We can carry out a similar reality check for solar and wind. Currently they provide something like 3% of the nation’s overall energy. Therefore, were we to build out a new energy system built on them we would be effectively starting from scratch. One of the many factors to consider is that now they have the advantage of being the first supplier. When the sun is shining or the wind is blowing, they add energy to the national grid. When it is dark or not windy, conventional power plants pick up the slack. But, if  all of our energy comes renewable sources then we would need enormous backup capability (presumably batteries), or else we would have to keep the conventional plants to be used when needed.

The point of calculations such as these is not to throw cold water on alternative energy projects. They are needed, and they deserve out full support. But they are not going to come close to meeting all of our energy needs in the specified time frame.

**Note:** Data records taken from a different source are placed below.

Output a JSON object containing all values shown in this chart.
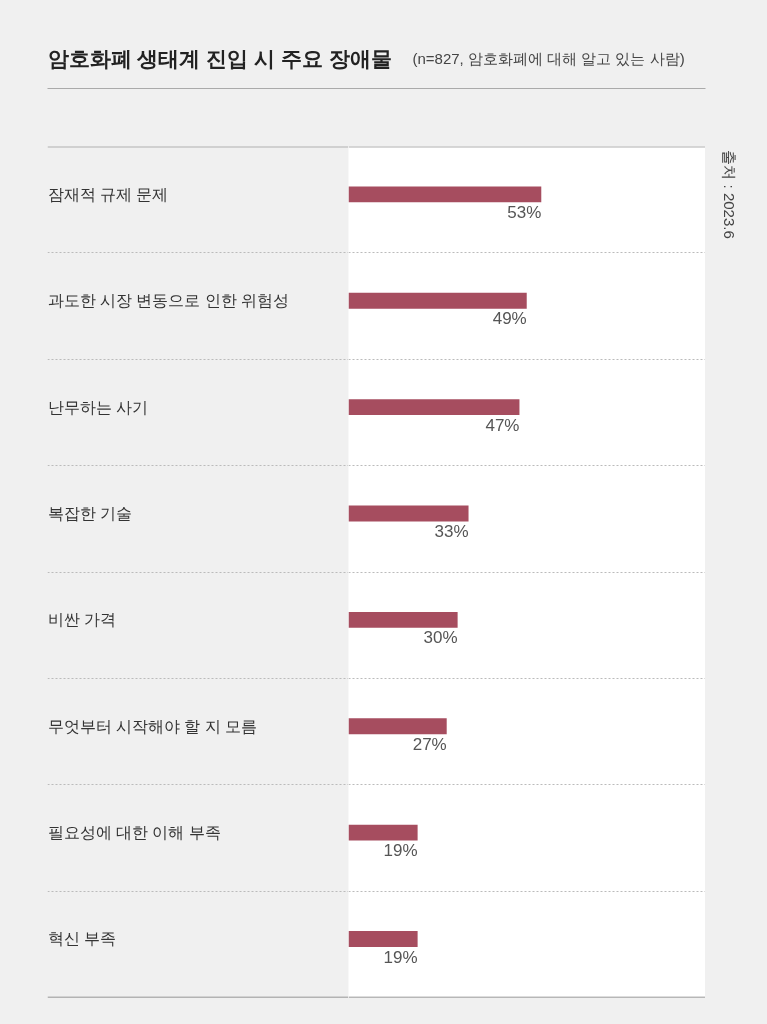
{
  "chart_data": {
    "type": "bar",
    "orientation": "horizontal",
    "title": "암호화폐 생태계 진입 시 주요 장애물",
    "subtitle": "(n=827, 암호화폐에 대해 알고 있는 사람)",
    "categories": [
      "잠재적 규제 문제",
      "과도한 시장 변동으로 인한 위험성",
      "난무하는 사기",
      "복잡한 기술",
      "비싼 가격",
      "무엇부터 시작해야 할 지 모름",
      "필요성에 대한 이해 부족",
      "혁신 부족"
    ],
    "values": [
      53,
      49,
      47,
      33,
      30,
      27,
      19,
      19
    ],
    "value_labels": [
      "53%",
      "49%",
      "47%",
      "33%",
      "30%",
      "27%",
      "19%",
      "19%"
    ],
    "color": "#a64d5f",
    "grid": "y",
    "tick_labels": "y",
    "annotations": [
      "출처 : 2023.6"
    ]
  }
}
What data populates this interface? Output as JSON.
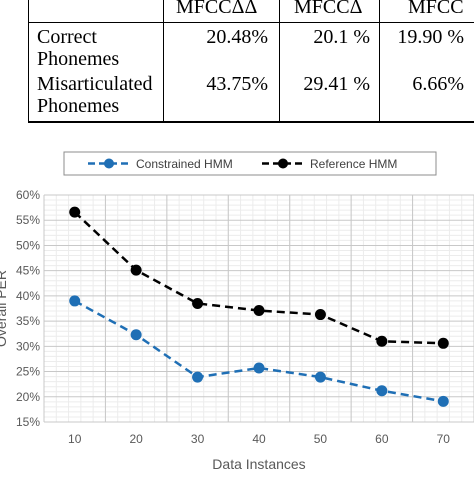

What does all this mean for the process industries? It seems likely that the energy needed to run those industries will become increasingly expensive and/or unreliable. But, there is another factor to consider. Something like 10% of a barrel of oil is not burned as fuel; instead it provides the feedstock that is converted into petrochemicals. These in turn are used in the manufacture of the thousands of products that our civilization needs. Therefore, priority should be given to making sure that these feedstocks are available, even if the overall supply of oil is declining.

This type of discussion also highlights the contribution that technical people can make to discussions to do with climate change and other divisive issues. By analyzing ideas and proposals using the basics of math, physics and thermodynamics we can help sort out which of those ideas make the most sense.